Washington—When a new federal agency is born, its first youthful act is to try to find something to do. Often it finds the wrong thing to do. This is exactly what has happened in the case of the newly created Department of Education.

Its immediate outreach was to try to prove how powerful it could be. After its pencils were sharpened and its computers set in motion, it set out to coerce every school in every county in every state to mount a nationwide system of total bilingual education.

It stipulated that all mandated courses should be taught in the native language of any of its non-English-speaking pupils. In Fairfax County, Va., near Washington, where there are 163 schools and 128,000 students of whom 6,000 are foreign-born, they require 50 different tongues, including Vietnamese, Korean, Urdu, and Swahili.

It isn’t as though the new Department of Education proposed some general guidelines in the form of polite suggestions and asked for the experienced comments of the nation’s public school systems.That did not occur to the eager bureaucrats. They said in effect, “Do it our way — or else.”

The “or else” was that the federal government would haul the county and state school officials into court and cite them for violation of law.

The department’s lawyers are threatening to deploy the Supreme Court to bring the recalcitrant to book. Here, fortunately, they are running into trouble. The court never did mandate an all-inclusive bilingual system of education. The department is enacting its own legislation since the court in a 1974 decision held only that special provision must be made for non-English-speaking students. The court left it to the states and local school boards to determine how this need should be met.

Actually no adequate research has been done on whether full-scale bilingual teaching is the best way to provide non-English-speaking pupils with the kind of education which will equip them to live and work in American society. It is one way but it is unproved that it is “the” way, as the federal government wants to make it.

Another way is to give the foreign-language students an intensive training in English — total immersion as Berlitz does — and then move them promptly into all the other subjects taught in English.

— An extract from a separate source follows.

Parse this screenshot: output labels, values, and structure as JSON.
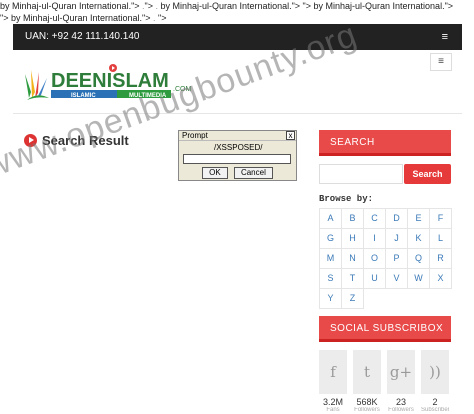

At the very least, shouldn’t the Department of Education fund some study and experimentation to discover how well the different approaches to this problem work out in practice, before assuming to push the public schools into one system which has never been adequately tested?

The school board of Fairfax County, the nation’s 12th largest school district in enrollment, believes it is doing a good job of helping its non-English-speaking pupils get a quality education and to be ready when they finish to participate in the mainstream of American culture. It and other school districts are opposing the federal crusade to create a whole system of bilingual education which would in the end, they believe, lead to a multilingual nation, grievously divided in its culture with constantly growing layers of unassimilated immigrants and refugees.

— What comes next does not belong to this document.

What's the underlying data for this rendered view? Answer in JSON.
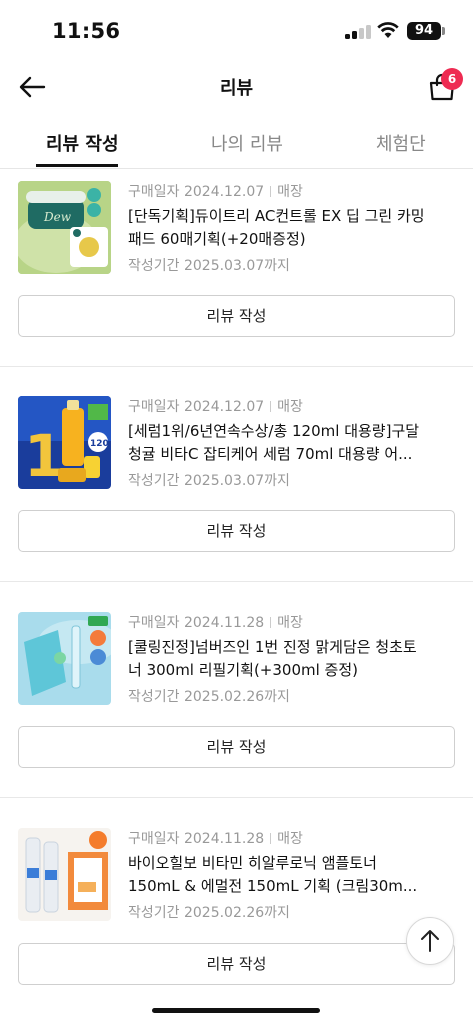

In such a situation America as a “melting pot” would be a neglected and vanishing goal.

There is one thing the federal government ought not to be doing and that is trying to run the public schools. I am not saying there is no role for the Department of Education, but it ought not to be taking over the responsibility of the states. I see nothing in the Constitution which delegates this authority to Washington and Washington ought not to be allowed to seize it.

The Tenth Amendment to the Constitution reads: “the powers not delegated to the United States by the Constitution nor prohibited by it to the states, are reserved to the states respectively or to the people.”

Wouldn’t it be well to keep education where it belongs?

It is all to the good that Congress, which created the Department of Education, is getting very uneasy about the mandatory “guidelines” being implanted on public schools so highhandedly. As columnist William Raspberry has remarked in the Washington Post, “That makes no sense in any language.”